Il me tendit une paire de gants gris faits d’une matière qui se rapprochait de la soie mais en étant légèrement plus rigide. En les essayant, je sentis le tissu s’adapter d’une manière remarquable à mes doigts comme s'il avait été tissé spécialement pour moi. En fermant et en ouvrant alternativement mon poing, j’eus la sensation de percevoir très exactement la trajectoire de chacun de mes doigts, comme si ma perception se démultipliait afin de contrôler chaque phalange séparément. La sensation était très curieuse et l’expérience fascinante. Il me fit sortir de ma rêverie par un claquement de doigt :
« Je pense que votre maîtrise du pinceau est encore trop imparfaite pour transcrire vos émotions sur le parchemin, et ces gants vous faciliteront la tâche. Mais vous en profiterez plus tard car j’ai déjà un travail à vous proposer. Aimez-vous la chasse ? »La chasse n’était pas mon point fort. Généralement pendant les grandes battues du village, on me confiait les travaux ménagers, comme préparer le feu et les tables pour le retour des chasseurs. Que l'affaire soit dangereuse ou non n’avait pas d’importance, je n’y participais pas car on ne me faisait pas confiance. Je ne faisais d’ailleurs aucun effort pour mériter cette confiance. Je lui expliquai tout ceci mais il parut ne pas en tenir compte.
« N’ayez aucune crainte, l’animal dont j’ai besoin est relativement inoffensif. Il s’agit du bouloum. C’est une sorte d’écureuil en plus dodu, dont le cri caractéristique rend la bête facile à localiser. Vous ne pourrez pas vous tromper, sa couleur particulière, bleue, permet de le repérer aisément. Il me faut beaucoup de poils pour fabriquer mon bleu turquoise favori. Messire Lilo parvient, je ne sais trop comment, à extraire cette teinte magnifique à la texture incomparable. Je n’en ai presque plus et il faudrait renouveler mon stock. Deux bouloums devraient permettre à messire Lilo de me réapprovisionner largement. Prenez ce petit couteau de chasse que vous me ramènerez, j’y tiens. Revenez me trouver lorsque vous aurez les couleurs préparées. »

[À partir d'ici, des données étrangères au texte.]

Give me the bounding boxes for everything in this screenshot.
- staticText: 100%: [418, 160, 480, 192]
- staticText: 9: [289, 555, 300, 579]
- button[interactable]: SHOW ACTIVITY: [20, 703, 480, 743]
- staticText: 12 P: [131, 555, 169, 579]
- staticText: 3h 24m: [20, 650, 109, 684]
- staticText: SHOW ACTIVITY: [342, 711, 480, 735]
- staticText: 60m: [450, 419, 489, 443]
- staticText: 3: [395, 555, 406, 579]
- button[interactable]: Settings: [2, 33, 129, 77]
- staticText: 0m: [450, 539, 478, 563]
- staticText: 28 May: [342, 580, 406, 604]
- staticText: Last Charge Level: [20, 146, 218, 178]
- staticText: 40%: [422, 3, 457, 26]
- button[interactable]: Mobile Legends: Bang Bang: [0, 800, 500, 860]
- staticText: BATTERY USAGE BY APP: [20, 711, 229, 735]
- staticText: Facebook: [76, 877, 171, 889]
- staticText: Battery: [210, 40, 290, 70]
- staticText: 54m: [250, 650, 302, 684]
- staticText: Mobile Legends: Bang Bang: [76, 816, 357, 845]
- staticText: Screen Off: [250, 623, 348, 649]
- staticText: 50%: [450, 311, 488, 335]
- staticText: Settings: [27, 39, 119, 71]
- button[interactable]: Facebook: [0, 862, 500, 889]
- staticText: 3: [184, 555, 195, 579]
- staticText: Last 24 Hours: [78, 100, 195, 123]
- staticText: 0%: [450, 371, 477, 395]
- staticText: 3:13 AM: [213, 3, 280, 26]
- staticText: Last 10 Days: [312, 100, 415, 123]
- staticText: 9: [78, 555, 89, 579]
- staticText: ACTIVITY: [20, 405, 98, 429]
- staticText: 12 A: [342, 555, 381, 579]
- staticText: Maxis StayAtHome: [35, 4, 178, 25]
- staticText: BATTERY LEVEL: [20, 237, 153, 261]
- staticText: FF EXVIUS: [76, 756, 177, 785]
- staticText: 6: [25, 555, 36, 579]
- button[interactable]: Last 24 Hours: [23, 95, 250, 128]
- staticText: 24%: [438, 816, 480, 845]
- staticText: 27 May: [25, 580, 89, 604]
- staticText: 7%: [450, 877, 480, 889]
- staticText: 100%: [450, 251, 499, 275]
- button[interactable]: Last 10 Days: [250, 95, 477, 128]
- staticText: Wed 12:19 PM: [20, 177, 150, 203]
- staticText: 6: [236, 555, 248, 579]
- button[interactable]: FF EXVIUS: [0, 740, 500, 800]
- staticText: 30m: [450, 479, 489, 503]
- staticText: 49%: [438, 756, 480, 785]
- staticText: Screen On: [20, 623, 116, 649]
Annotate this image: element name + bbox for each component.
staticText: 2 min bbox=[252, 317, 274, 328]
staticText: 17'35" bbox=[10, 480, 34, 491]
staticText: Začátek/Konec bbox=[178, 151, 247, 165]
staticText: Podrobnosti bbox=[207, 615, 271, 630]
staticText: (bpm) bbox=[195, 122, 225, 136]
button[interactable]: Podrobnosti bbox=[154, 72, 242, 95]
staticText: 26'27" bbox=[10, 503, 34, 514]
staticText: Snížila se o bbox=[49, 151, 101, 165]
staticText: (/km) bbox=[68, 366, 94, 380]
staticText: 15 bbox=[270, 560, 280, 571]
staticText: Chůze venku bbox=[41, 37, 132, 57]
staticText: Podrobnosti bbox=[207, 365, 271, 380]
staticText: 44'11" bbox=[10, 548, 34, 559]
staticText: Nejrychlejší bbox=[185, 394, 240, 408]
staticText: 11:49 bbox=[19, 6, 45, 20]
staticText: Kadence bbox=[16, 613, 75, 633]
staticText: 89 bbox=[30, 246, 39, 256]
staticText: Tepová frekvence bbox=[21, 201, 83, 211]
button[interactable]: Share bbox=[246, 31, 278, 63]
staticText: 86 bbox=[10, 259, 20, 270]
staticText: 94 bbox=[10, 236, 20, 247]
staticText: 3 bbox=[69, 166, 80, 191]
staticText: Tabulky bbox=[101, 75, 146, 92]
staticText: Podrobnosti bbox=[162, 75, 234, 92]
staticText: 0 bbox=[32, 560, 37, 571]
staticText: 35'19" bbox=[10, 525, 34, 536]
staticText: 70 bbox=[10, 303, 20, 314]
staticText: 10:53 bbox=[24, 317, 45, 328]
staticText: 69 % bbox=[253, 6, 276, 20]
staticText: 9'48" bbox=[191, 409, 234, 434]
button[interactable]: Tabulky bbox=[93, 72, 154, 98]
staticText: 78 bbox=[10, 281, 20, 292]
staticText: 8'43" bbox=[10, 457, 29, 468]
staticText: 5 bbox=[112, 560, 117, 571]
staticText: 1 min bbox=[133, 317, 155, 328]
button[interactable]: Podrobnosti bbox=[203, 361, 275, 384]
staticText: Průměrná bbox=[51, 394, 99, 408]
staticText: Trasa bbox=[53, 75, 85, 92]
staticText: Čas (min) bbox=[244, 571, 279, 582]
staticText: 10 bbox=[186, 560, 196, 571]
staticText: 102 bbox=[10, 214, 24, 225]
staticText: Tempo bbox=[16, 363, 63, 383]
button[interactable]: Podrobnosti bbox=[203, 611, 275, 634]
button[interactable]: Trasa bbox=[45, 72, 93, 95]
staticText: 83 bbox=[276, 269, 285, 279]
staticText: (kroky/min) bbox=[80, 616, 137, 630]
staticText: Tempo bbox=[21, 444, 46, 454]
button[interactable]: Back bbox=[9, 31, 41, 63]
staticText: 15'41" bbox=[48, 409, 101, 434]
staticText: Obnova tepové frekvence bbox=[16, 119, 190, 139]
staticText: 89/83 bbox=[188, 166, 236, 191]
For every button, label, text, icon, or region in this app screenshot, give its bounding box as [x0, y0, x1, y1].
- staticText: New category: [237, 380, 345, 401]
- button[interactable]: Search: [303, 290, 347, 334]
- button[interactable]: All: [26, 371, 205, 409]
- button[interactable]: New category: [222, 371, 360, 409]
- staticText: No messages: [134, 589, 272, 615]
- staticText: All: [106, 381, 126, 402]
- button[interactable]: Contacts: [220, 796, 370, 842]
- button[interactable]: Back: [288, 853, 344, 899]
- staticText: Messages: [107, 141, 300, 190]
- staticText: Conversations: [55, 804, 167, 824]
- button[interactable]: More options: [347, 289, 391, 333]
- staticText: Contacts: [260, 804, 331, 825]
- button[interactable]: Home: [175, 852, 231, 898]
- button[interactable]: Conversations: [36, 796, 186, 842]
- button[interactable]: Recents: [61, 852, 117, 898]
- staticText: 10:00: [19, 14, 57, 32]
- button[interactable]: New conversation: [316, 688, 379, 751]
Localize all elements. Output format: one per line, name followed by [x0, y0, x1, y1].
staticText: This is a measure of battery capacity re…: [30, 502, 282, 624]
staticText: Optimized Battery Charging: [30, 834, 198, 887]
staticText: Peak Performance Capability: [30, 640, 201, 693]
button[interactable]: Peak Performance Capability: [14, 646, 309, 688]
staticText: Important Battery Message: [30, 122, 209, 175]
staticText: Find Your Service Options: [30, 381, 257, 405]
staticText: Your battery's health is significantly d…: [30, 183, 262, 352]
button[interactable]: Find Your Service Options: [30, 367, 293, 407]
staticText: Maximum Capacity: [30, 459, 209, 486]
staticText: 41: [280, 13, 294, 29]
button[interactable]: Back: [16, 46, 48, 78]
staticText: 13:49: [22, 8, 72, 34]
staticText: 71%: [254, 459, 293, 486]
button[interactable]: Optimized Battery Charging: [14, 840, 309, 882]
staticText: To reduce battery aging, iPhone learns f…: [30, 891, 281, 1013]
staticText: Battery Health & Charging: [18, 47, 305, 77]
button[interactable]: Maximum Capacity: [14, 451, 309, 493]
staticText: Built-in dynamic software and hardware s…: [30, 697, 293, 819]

Je restai interdit devant ces directives :
« Mais je ne sais même pas où trouver ces louboums et comment… »« Bouloum, pas louboum. Vous en trouverez aux alentours de Kendra Kâr, dans les plaines. Maintenant dépêchez-vous, l’après-midi est déjà bien avancée. Si vous voulez avoir le temps de peindre un peu ce soir, il va falloir vous remuer. Sortez de la ville par la porte est, et en vadrouillant un peu vous devriez trouver facilement ce qui nous intéresse. Ah, une minute, j’allais oublier »Il me prit la main et traça une sorte de sigle sur le dos de celle-ci à l’aide d’une encre noire dont je devinai qu’elle aurait du mal à partir au lavage.
« Cette marque devrait vous permettre de passer les miliciens plus facilement »Il me tourna ostensiblement le dos, me faisant parfaitement comprendre que l’entretien était terminé et qu’il avait d’autres choses à faire. Un peu surpris par la rapidité du tête-à-tête et surtout, avec un insidieux sentiment de m’être fait avoir de mon plein gré, je quittai messire Drokwin en passant par la bibliothèque.